Róża polna gałęzią cierniową
wrosła we mnie, bym nie mógł odejść -
to dlatego krwawi każde słowo,
to dlatego tak boli młodość.

O, jak pachną okrutne zioła.
Dzwoni głucha pustka nade mną.
Szumią skrzydła czarnego anioła -
przelatuje nad sercem bezsenność

i drży serce, i lęka się nocą,
i niczego nie umie zapomnieć.
Ten wiersz napisałem przemocą
i ten wiersz mówi tylko o mnie.
Władysław Broniewski
Do moich ulubionych roślinnych świąt należy obchodzone 15 sierpnia święto Wniebowzięcia NMP, które w tradycji ludowej zwykło się nazywać świętem Matki Bożej Zielnej. O święcie tym pisałam już więcej, dlatego teraz króciutko. W ten dzień  święci się w kościołach bukiety kwiatów, ziół i traw. Poświęcone bukiety nabierały szczególnej mocy. Chroniły domostwo, stajnie i zagony. Ziele użyte do zrobienia bukietu miało zdwojoną moc działania dlatego zaparzano je i podawano do picia chorym. Ziele z bukietu mogło służyć także do odczyniania uroków. Ziele poświęcane 15 sierpnia było także pomocne przy porodzie. Makówka z ziela poświęcanego w dzień Matki Bożej Zielnej, włożona do kołyski miła natomiast zapewnić spokojny sen niemowlęciu.

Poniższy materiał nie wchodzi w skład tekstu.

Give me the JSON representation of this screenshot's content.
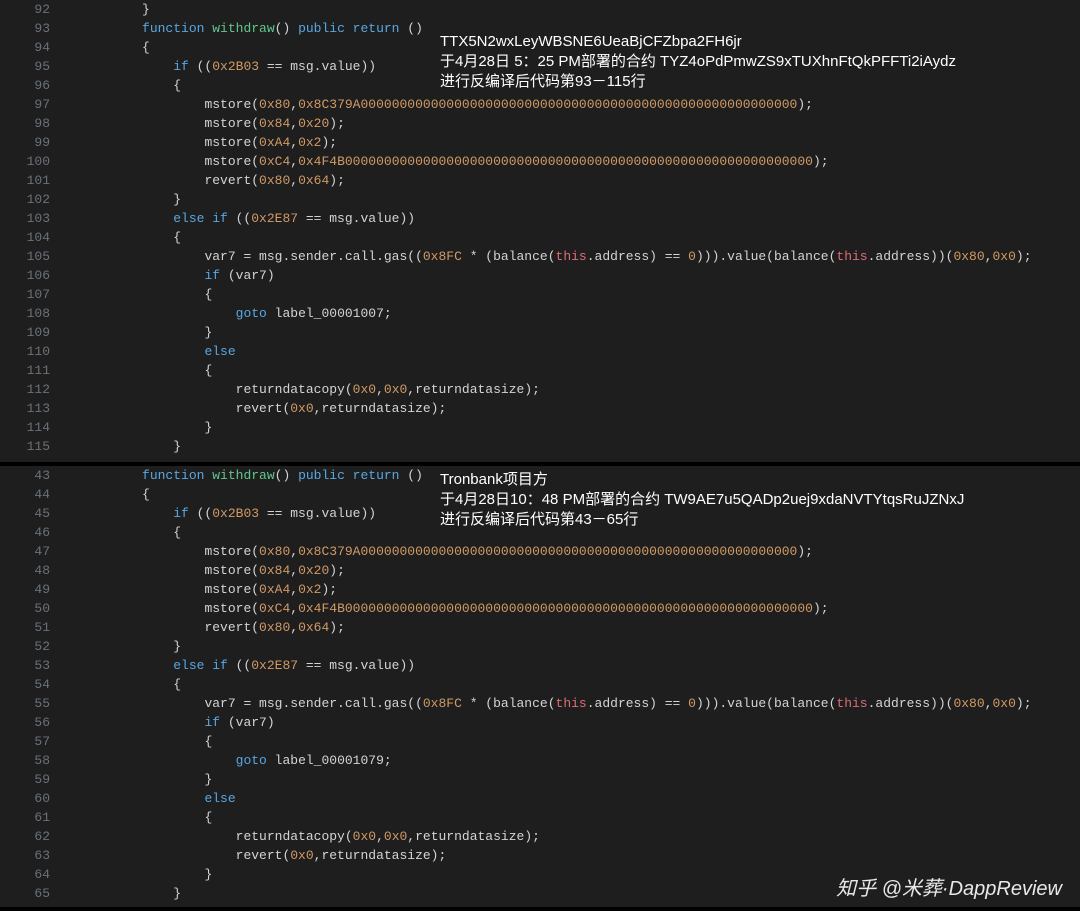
{
  "panel1": {
    "callout": {
      "line1": "TTX5N2wxLeyWBSNE6UeaBjCFZbpa2FH6jr",
      "line2": "于4月28日 5：25 PM部署的合约 TYZ4oPdPmwZS9xTUXhnFtQkPFFTi2iAydz",
      "line3": "进行反编译后代码第93－115行"
    },
    "start": 92,
    "lines": [
      {
        "n": 92,
        "i": 2,
        "t": [
          [
            "txt",
            "}"
          ]
        ]
      },
      {
        "n": 93,
        "i": 2,
        "t": [
          [
            "kw",
            "function "
          ],
          [
            "fn",
            "withdraw"
          ],
          [
            "txt",
            "() "
          ],
          [
            "kw",
            "public return"
          ],
          [
            "txt",
            " ()"
          ]
        ]
      },
      {
        "n": 94,
        "i": 2,
        "t": [
          [
            "txt",
            "{"
          ]
        ]
      },
      {
        "n": 95,
        "i": 3,
        "t": [
          [
            "kw",
            "if"
          ],
          [
            "txt",
            " (("
          ],
          [
            "num",
            "0x2B03"
          ],
          [
            "txt",
            " == msg.value))"
          ]
        ]
      },
      {
        "n": 96,
        "i": 3,
        "t": [
          [
            "txt",
            "{"
          ]
        ]
      },
      {
        "n": 97,
        "i": 4,
        "t": [
          [
            "txt",
            "mstore("
          ],
          [
            "num",
            "0x80"
          ],
          [
            "txt",
            ","
          ],
          [
            "num",
            "0x8C379A00000000000000000000000000000000000000000000000000000000"
          ],
          [
            "txt",
            ");"
          ]
        ]
      },
      {
        "n": 98,
        "i": 4,
        "t": [
          [
            "txt",
            "mstore("
          ],
          [
            "num",
            "0x84"
          ],
          [
            "txt",
            ","
          ],
          [
            "num",
            "0x20"
          ],
          [
            "txt",
            ");"
          ]
        ]
      },
      {
        "n": 99,
        "i": 4,
        "t": [
          [
            "txt",
            "mstore("
          ],
          [
            "num",
            "0xA4"
          ],
          [
            "txt",
            ","
          ],
          [
            "num",
            "0x2"
          ],
          [
            "txt",
            ");"
          ]
        ]
      },
      {
        "n": 100,
        "i": 4,
        "t": [
          [
            "txt",
            "mstore("
          ],
          [
            "num",
            "0xC4"
          ],
          [
            "txt",
            ","
          ],
          [
            "num",
            "0x4F4B000000000000000000000000000000000000000000000000000000000000"
          ],
          [
            "txt",
            ");"
          ]
        ]
      },
      {
        "n": 101,
        "i": 4,
        "t": [
          [
            "txt",
            "revert("
          ],
          [
            "num",
            "0x80"
          ],
          [
            "txt",
            ","
          ],
          [
            "num",
            "0x64"
          ],
          [
            "txt",
            ");"
          ]
        ]
      },
      {
        "n": 102,
        "i": 3,
        "t": [
          [
            "txt",
            "}"
          ]
        ]
      },
      {
        "n": 103,
        "i": 3,
        "t": [
          [
            "kw",
            "else if"
          ],
          [
            "txt",
            " (("
          ],
          [
            "num",
            "0x2E87"
          ],
          [
            "txt",
            " == msg.value))"
          ]
        ]
      },
      {
        "n": 104,
        "i": 3,
        "t": [
          [
            "txt",
            "{"
          ]
        ]
      },
      {
        "n": 105,
        "i": 4,
        "t": [
          [
            "txt",
            "var7 = msg.sender.call.gas(("
          ],
          [
            "num",
            "0x8FC"
          ],
          [
            "txt",
            " * (balance("
          ],
          [
            "prop",
            "this"
          ],
          [
            "txt",
            ".address) == "
          ],
          [
            "num",
            "0"
          ],
          [
            "txt",
            "))).value(balance("
          ],
          [
            "prop",
            "this"
          ],
          [
            "txt",
            ".address))("
          ],
          [
            "num",
            "0x80"
          ],
          [
            "txt",
            ","
          ],
          [
            "num",
            "0x0"
          ],
          [
            "txt",
            ");"
          ]
        ]
      },
      {
        "n": 106,
        "i": 4,
        "t": [
          [
            "kw",
            "if"
          ],
          [
            "txt",
            " (var7)"
          ]
        ]
      },
      {
        "n": 107,
        "i": 4,
        "t": [
          [
            "txt",
            "{"
          ]
        ]
      },
      {
        "n": 108,
        "i": 5,
        "t": [
          [
            "kw",
            "goto"
          ],
          [
            "txt",
            " label_00001007;"
          ]
        ]
      },
      {
        "n": 109,
        "i": 4,
        "t": [
          [
            "txt",
            "}"
          ]
        ]
      },
      {
        "n": 110,
        "i": 4,
        "t": [
          [
            "kw",
            "else"
          ]
        ]
      },
      {
        "n": 111,
        "i": 4,
        "t": [
          [
            "txt",
            "{"
          ]
        ]
      },
      {
        "n": 112,
        "i": 5,
        "t": [
          [
            "txt",
            "returndatacopy("
          ],
          [
            "num",
            "0x0"
          ],
          [
            "txt",
            ","
          ],
          [
            "num",
            "0x0"
          ],
          [
            "txt",
            ",returndatasize);"
          ]
        ]
      },
      {
        "n": 113,
        "i": 5,
        "t": [
          [
            "txt",
            "revert("
          ],
          [
            "num",
            "0x0"
          ],
          [
            "txt",
            ",returndatasize);"
          ]
        ]
      },
      {
        "n": 114,
        "i": 4,
        "t": [
          [
            "txt",
            "}"
          ]
        ]
      },
      {
        "n": 115,
        "i": 3,
        "t": [
          [
            "txt",
            "}"
          ]
        ]
      }
    ]
  },
  "panel2": {
    "callout": {
      "line1": "Tronbank项目方",
      "line2": "于4月28日10：48 PM部署的合约 TW9AE7u5QADp2uej9xdaNVTYtqsRuJZNxJ",
      "line3": "进行反编译后代码第43－65行"
    },
    "start": 43,
    "lines": [
      {
        "n": 43,
        "i": 2,
        "t": [
          [
            "kw",
            "function "
          ],
          [
            "fn",
            "withdraw"
          ],
          [
            "txt",
            "() "
          ],
          [
            "kw",
            "public return"
          ],
          [
            "txt",
            " ()"
          ]
        ]
      },
      {
        "n": 44,
        "i": 2,
        "t": [
          [
            "txt",
            "{"
          ]
        ]
      },
      {
        "n": 45,
        "i": 3,
        "t": [
          [
            "kw",
            "if"
          ],
          [
            "txt",
            " (("
          ],
          [
            "num",
            "0x2B03"
          ],
          [
            "txt",
            " == msg.value))"
          ]
        ]
      },
      {
        "n": 46,
        "i": 3,
        "t": [
          [
            "txt",
            "{"
          ]
        ]
      },
      {
        "n": 47,
        "i": 4,
        "t": [
          [
            "txt",
            "mstore("
          ],
          [
            "num",
            "0x80"
          ],
          [
            "txt",
            ","
          ],
          [
            "num",
            "0x8C379A00000000000000000000000000000000000000000000000000000000"
          ],
          [
            "txt",
            ");"
          ]
        ]
      },
      {
        "n": 48,
        "i": 4,
        "t": [
          [
            "txt",
            "mstore("
          ],
          [
            "num",
            "0x84"
          ],
          [
            "txt",
            ","
          ],
          [
            "num",
            "0x20"
          ],
          [
            "txt",
            ");"
          ]
        ]
      },
      {
        "n": 49,
        "i": 4,
        "t": [
          [
            "txt",
            "mstore("
          ],
          [
            "num",
            "0xA4"
          ],
          [
            "txt",
            ","
          ],
          [
            "num",
            "0x2"
          ],
          [
            "txt",
            ");"
          ]
        ]
      },
      {
        "n": 50,
        "i": 4,
        "t": [
          [
            "txt",
            "mstore("
          ],
          [
            "num",
            "0xC4"
          ],
          [
            "txt",
            ","
          ],
          [
            "num",
            "0x4F4B000000000000000000000000000000000000000000000000000000000000"
          ],
          [
            "txt",
            ");"
          ]
        ]
      },
      {
        "n": 51,
        "i": 4,
        "t": [
          [
            "txt",
            "revert("
          ],
          [
            "num",
            "0x80"
          ],
          [
            "txt",
            ","
          ],
          [
            "num",
            "0x64"
          ],
          [
            "txt",
            ");"
          ]
        ]
      },
      {
        "n": 52,
        "i": 3,
        "t": [
          [
            "txt",
            "}"
          ]
        ]
      },
      {
        "n": 53,
        "i": 3,
        "t": [
          [
            "kw",
            "else if"
          ],
          [
            "txt",
            " (("
          ],
          [
            "num",
            "0x2E87"
          ],
          [
            "txt",
            " == msg.value))"
          ]
        ]
      },
      {
        "n": 54,
        "i": 3,
        "t": [
          [
            "txt",
            "{"
          ]
        ]
      },
      {
        "n": 55,
        "i": 4,
        "t": [
          [
            "txt",
            "var7 = msg.sender.call.gas(("
          ],
          [
            "num",
            "0x8FC"
          ],
          [
            "txt",
            " * (balance("
          ],
          [
            "prop",
            "this"
          ],
          [
            "txt",
            ".address) == "
          ],
          [
            "num",
            "0"
          ],
          [
            "txt",
            "))).value(balance("
          ],
          [
            "prop",
            "this"
          ],
          [
            "txt",
            ".address))("
          ],
          [
            "num",
            "0x80"
          ],
          [
            "txt",
            ","
          ],
          [
            "num",
            "0x0"
          ],
          [
            "txt",
            ");"
          ]
        ]
      },
      {
        "n": 56,
        "i": 4,
        "t": [
          [
            "kw",
            "if"
          ],
          [
            "txt",
            " (var7)"
          ]
        ]
      },
      {
        "n": 57,
        "i": 4,
        "t": [
          [
            "txt",
            "{"
          ]
        ]
      },
      {
        "n": 58,
        "i": 5,
        "t": [
          [
            "kw",
            "goto"
          ],
          [
            "txt",
            " label_00001079;"
          ]
        ]
      },
      {
        "n": 59,
        "i": 4,
        "t": [
          [
            "txt",
            "}"
          ]
        ]
      },
      {
        "n": 60,
        "i": 4,
        "t": [
          [
            "kw",
            "else"
          ]
        ]
      },
      {
        "n": 61,
        "i": 4,
        "t": [
          [
            "txt",
            "{"
          ]
        ]
      },
      {
        "n": 62,
        "i": 5,
        "t": [
          [
            "txt",
            "returndatacopy("
          ],
          [
            "num",
            "0x0"
          ],
          [
            "txt",
            ","
          ],
          [
            "num",
            "0x0"
          ],
          [
            "txt",
            ",returndatasize);"
          ]
        ]
      },
      {
        "n": 63,
        "i": 5,
        "t": [
          [
            "txt",
            "revert("
          ],
          [
            "num",
            "0x0"
          ],
          [
            "txt",
            ",returndatasize);"
          ]
        ]
      },
      {
        "n": 64,
        "i": 4,
        "t": [
          [
            "txt",
            "}"
          ]
        ]
      },
      {
        "n": 65,
        "i": 3,
        "t": [
          [
            "txt",
            "}"
          ]
        ]
      }
    ]
  },
  "watermark": "知乎 @米葬·DappReview"
}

Kolejne święto związane z roślinnością to obchodzone 8 września Święto Narodzenia NMP. W tradycji ludowej nazywane Świętem Matki Boskiej Siewnej. Był to symboliczny czas rozpoczęcia siewu zbóż ozimych i jesiennych prac w ogrodzie, sadzie i polu. W liturgiczne wspomnienie Narodzenia NMP święciło się zboże  przeznaczone na zasiew. Dawniej do ziarna siewnego mieszano ziarno wytłoczone z kłosów, które były wraz z kwiatami i ziołami poświęcane w uroczystość Wniebowzięcia Najświętszej Maryi Panny, by uprosić sobie dobry urodzaj.
Wiele zwyczajów i obrzędów z wykorzystaniem roślin związanych jest z obchodami Święta Wszystkich Świętych, Zaduszek. Tradycja Zaduszek sięga jeszcze czasów przedchrześcijańskich. Pierwotnie obrządki odprawiane w dniu tzw. Dziadów miały na celu nawiązanie kontaktów z duszami zmarłych oraz zyskanie ich przychylności. 
Na stole w dzień zaduszny stawiano groch, bób lub soczewicę by dusze miały się czym posilić. Często na stole stawiano też przygotowane specjalnie potrawy np. kutię lub napitki procentowe. Starano się nawiązać kontakt ze zmarłymi. Do kontaktów takich, wykorzystywano mak.
Wiele roślin wiązało się z dniami, w których przypadały wspomnienia liturgiczne świętych. Rośliny te w owe dni nabierały szczególnej mocy. 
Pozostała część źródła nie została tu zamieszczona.